00:06:24.420 | Seamus writes, "I'm a new investor and still building up my emergency fund and paying off
00:06:28.060 | debt. I just discovered Treasury Inflation Protected Securities, or TIPS, and I'm thinking
00:06:32.940 | of diverting my monthly emergency fund payments going forward into a TIPS ETF in my Roth IRA
00:06:38.060 | account. I'm not currently maxing out my Roth, and I see this as a good low-risk way to max
00:06:42.020 | it out, but the yield seems too good to be true. Am I missing anything? For context,
00:06:46.580 | I'm a government employee with a solid pension that would pay out 76% of my final take-home
00:06:52.340 | pay every year once I retire at 62, 2% for every year worked. I'm also starting to put
00:06:57.820 | money into a 457(b), so any money in the Roth would be a bonus." I don't know what a 457(b)
00:07:04.340 | is, I've got to be honest.
00:07:05.980 | No. 457 is like a 401(k) for non-profits, essentially.
00:07:09.060 | Oh, I thought that was 403(b). So, there's another one. Okay.
00:07:13.460 | Oh, yeah. Okay. I think it's more of a government one.
00:07:15.300 | I don't know what this one is.
00:07:16.580 | Also, Seamus, great name. Duncan, you went to Scotland, right, for your honeymoon a little
00:07:21.180 | I did.
00:07:22.180 | There had to be a lot of Seamuses there, right?
00:07:23.180 | Probably.
00:07:24.180 | Okay. All right. So, if you missed out a few weeks ago, I think it was the episode we did
00:07:28.420 | with Josh. We did a tutorial on tips, and someone asked us at the time, "Why are tips
00:07:32.140 | down when inflation is higher?" We did a whole thing on that. The short answer is, interest
00:07:36.780 | rates have risen. But the nice thing about rising rates for bonds, as I kind of mentioned
00:07:40.100 | a little bit ago, is eventually those higher yields turn into higher future returns.
00:07:43.980 | So, John, let's do a chart on for the five-year tips yield. So, this is from the Federal Reserve.
00:07:48.620 | You can see this is since 2010. And these are the yields on tips. And what this essentially
00:07:54.340 | is showing you is a yield on tips with, again, this is Treasury Inflation Protected Securities.
00:07:59.300 | The yield you get here, you tack on inflation to it. So, you can see, throughout from 2020
00:08:04.500 | through late 2021, you were getting negative yields in tips. And so, it was close to -2%,
00:08:11.380 | and then you could add inflation on top of that. So, if your yield was -2%, you're basically
00:08:15.420 | buying that bond at a discount. And then, if inflation was 3%, your total return would
00:08:19.820 | be 1%. Well, now, yields in tips, because interest rates across the board have come
00:08:23.780 | up, they've gone from -2% to almost +2% in a hurry, because rates are rising everywhere.

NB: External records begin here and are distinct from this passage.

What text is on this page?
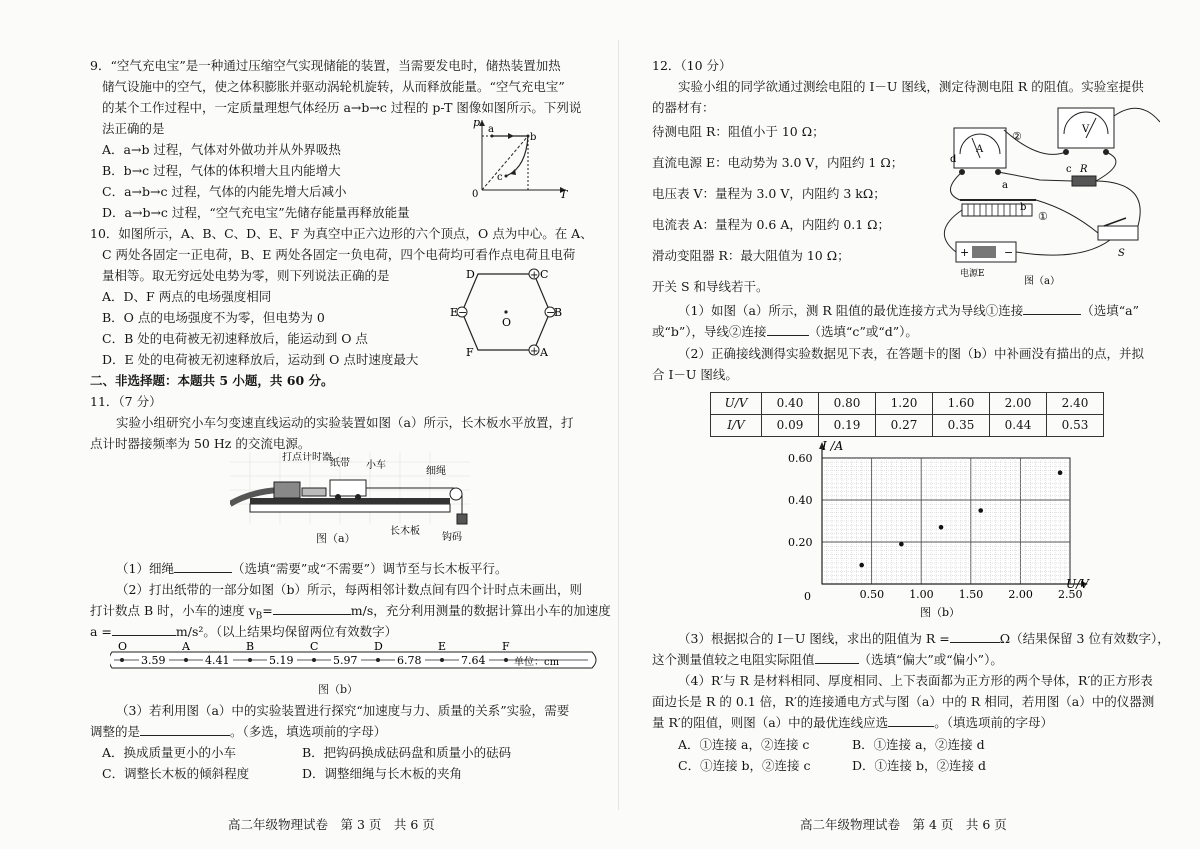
9．“空气充电宝”是一种通过压缩空气实现储能的装置，当需要发电时，储热装置加热
储气设施中的空气，使之体积膨胀并驱动涡轮机旋转，从而释放能量。“空气充电宝”
的某个工作过程中，一定质量理想气体经历 a→b→c 过程的 p-T 图像如图所示。下列说
法正确的是
A．a→b 过程，气体对外做功并从外界吸热
B．b→c 过程，气体的体积增大且内能增大
C．a→b→c 过程，气体的内能先增大后减小
D．a→b→c 过程，“空气充电宝”先储存能量再释放能量
p
T
0
a
b
c
10．如图所示，A、B、C、D、E、F 为真空中正六边形的六个顶点，O 点为中心。在 A、
C 两处各固定一正电荷，B、E 两处各固定一负电荷，四个电荷均可看作点电荷且电荷
量相等。取无穷远处电势为零，则下列说法正确的是
A．D、F 两点的电场强度相同
B．O 点的电场强度不为零，但电势为 0
C．B 处的电荷被无初速释放后，能运动到 O 点
D．E 处的电荷被无初速释放后，运动到 O 点时速度最大
+
−
+
−
D	C
E	B
F	A
O
二、非选择题：本题共 5 小题，共 60 分。
11．（7 分）
实验小组研究小车匀变速直线运动的实验装置如图（a）所示，长木板水平放置，打
点计时器接频率为 50 Hz 的交流电源。
打点计时器
纸带 小车
细绳
长木板
钩码
图（a）
（1）细绳	（选填“需要”或“不需要”）调节至与长木板平行。
（2）打出纸带的一部分如图（b）所示，每两相邻计数点间有四个计时点未画出，则
打计数点 B 时，小车的速度 $v_B=$	m/s，充分利用测量的数据计算出小车的加速度
a =	m/s²。（以上结果均保留两位有效数字）
O	A	B	C	D	E	F
3.59	4.41	5.19	5.97	6.78	7.64	单位：cm
图（b）
（3）若利用图（a）中的实验装置进行探究“加速度与力、质量的关系”实验，需要
调整的是	。（多选，填选项前的字母）
A．换成质量更小的小车	B．把钩码换成砝码盘和质量小的砝码
C．调整长木板的倾斜程度	D．调整细绳与长木板的夹角
高二年级物理试卷　第 3 页　共 6 页
12．（10 分）
实验小组的同学欲通过测绘电阻的 I－U 图线，测定待测电阻 R 的阻值。实验室提供
的器材有：
待测电阻 R：阻值小于 10 Ω；
直流电源 E：电动势为 3.0 V，内阻约 1 Ω；
电压表 V：量程为 3.0 V，内阻约 3 kΩ；
电流表 A：量程为 0.6 A，内阻约 0.1 Ω；
滑动变阻器 R：最大阻值为 10 Ω；
开关 S 和导线若干。
A
V
R
+	−
电源E
S
d
a
b
c
①
②
图（a）
（1）如图（a）所示，测 R 阻值的最优连接方式为导线①连接	（选填“a”
或“b”），导线②连接	（选填“c”或“d”）。
（2）正确接线测得实验数据见下表，在答题卡的图（b）中补画没有描出的点，并拟
合 I－U 图线。
U/V	0.40	0.80	1.20	1.60	2.00	2.40
I/V	0.09	0.19	0.27	0.35	0.44	0.53
0.50 1.00 1.50 2.00 2.50
0.20
0.40
0.60
I /A
U/V
0
图（b）
（3）根据拟合的 I－U 图线，求出的阻值为 R =	Ω（结果保留 3 位有效数字），
这个测量值较之电阻实际阻值	（选填“偏大”或“偏小”）。
（4）R′与 R 是材料相同、厚度相同、上下表面都为正方形的两个导体，R′的正方形表
面边长是 R 的 0.1 倍，R′的连接通电方式与图（a）中的 R 相同，若用图（a）中的仪器测
量 R′的阻值，则图（a）中的最优连线应选	。（填选项前的字母）
A．①连接 a，②连接 c	B．①连接 a，②连接 d
C．①连接 b，②连接 c	D．①连接 b，②连接 d
高二年级物理试卷　第 4 页　共 6 页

00:08:29.540 | So, what does this mean? It means tips are way more attractive. We haven't had yields
00:08:33.220 | this high since pre-Great Financial Crisis. So, why does this matter? Well, back when
00:08:39.500 | yields were -2%, even higher inflation would be eaten up by that. So, now you have +2%
00:08:44.700 | plus inflation. So, that means your starting point is 4% higher from expected return level
00:08:50.360 | in a little less than a year. That's how much rates have come up. So, let's say the Fed's
00:08:55.380 | able to bring inflation under control, and they get it down to 3% or 4%. Interest rates
00:09:00.220 | just stabilize. They don't go down, they don't go up. We're talking about a 5% or 6% expected
00:09:05.980 | return in tips, taking away the variability of interest rates and inflation and all these
00:09:10.020 | things. That's amazing, when you think about it. Or, let's say they're not as successful.
00:09:14.900 | Inflation is 4% or 5%. I think this is a wonderful -- so, the general rule of thumb for tips
00:09:19.820 | is, if they get to a 3% to 4% nominal yield, that's like a screaming buying opportunity.
00:09:26.700 | Because if you add inflation onto that, that's about as good as you're going to get. That's
00:09:30.140 | very rare. The last time it happened in the last 20 years or so was 2008, and that was
00:09:33.740 | a brief period, because people were throwing the baby out with the bathwater. I don't know
00:09:39.620 | how that became a financial saying. Does that happen?
00:09:43.500 | I think it must have happened. For people to say it, it must have happened at some point.
00:09:48.140 | Back in the day. So, it's very rare. And even 2% is relatively rare. I honestly wouldn't
00:09:54.500 | expect these yields to last very long. 2% in tips is pretty darn attractive for me.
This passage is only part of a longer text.